Wang likes reading books on environmental protection. She learned a lot about London fog and the Los Angeles photochemical smog episode when she was in elementary school.

A year and a half ago Wang became a member of the Green Association of HZAU (Huazhong Agricultural University, based in Wuhan City in central China.) And there she participated in her first environmental protection activity.

She spent her first college summer vacation near Liangzi Lake and Huama Lake in Ezhou, Hubei Province. She and her fellows taught local kids lessons on environmental protection for 11 days.

In the games section, Wang asked students to write down the names of the animals that they knew on the blackboard. And then she asked the kids: "We chop down trees everyday, where will the birds be if they lose their nests?" "They will be sad and then they will die," a kid said. Wang then erased the bird from the blackboard. "The kids were surprised. Many kids cried when the animals were all erased. They promised to protect animals and plants in the future," Wang said.

Those innocent tears moved Wang very much. "I decided to devote my strength to environmental protection so the kids wouldn't cry any more," she explained.

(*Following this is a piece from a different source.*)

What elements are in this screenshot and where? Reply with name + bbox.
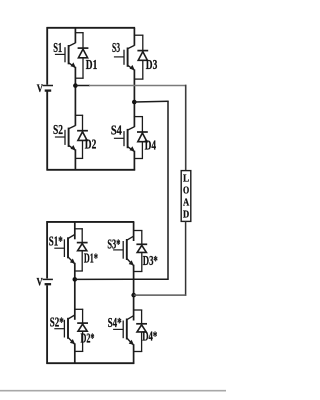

When Wang was in Germany for the meeting, an old German man sat beside her. Wang said to him using the German that she just learned: "Good morning, it is really fragrant here." The old man's answer shocked Wang. "That's because there's no pollution here. It's the fragrance of the nature." Wang thought for a moment, "China will have the same fragrance if you come to Beijing in 2008," she replied firmly.

Environmental protection is Wang's priority but she thinks that her environmental efforts start with small things.

She often takes a pair of chopsticks with her and uses them when eating in school's dining hall or eating off campus.

Once a student in her classroom tore up a piece of paper and dropped it on the floor. Wang picked it up quickly. The student was very embarrassed and put the wastepaper in his pocket. "What I did may change his view on environmental protection," Wang said proudly.

Greeting cards are everywhere with the advent of Christmas and the New Year. Wang and other volunteers in the Green Association advocated "sending fruits instead of cards." And they will deliver the fruits for free.

Wang is not alone. The Green Association has more than 1000 members. Most colleges in Wuhan have set up associations for environmental protection. These associations have good communications with each other and conduct joint activities.

Wang's aim is to become a postgraduate student in sociology to improve her theory and knowledge. After graduation, she wants to be a professional environmentalist to make China's mountains greener, China's water cleaner.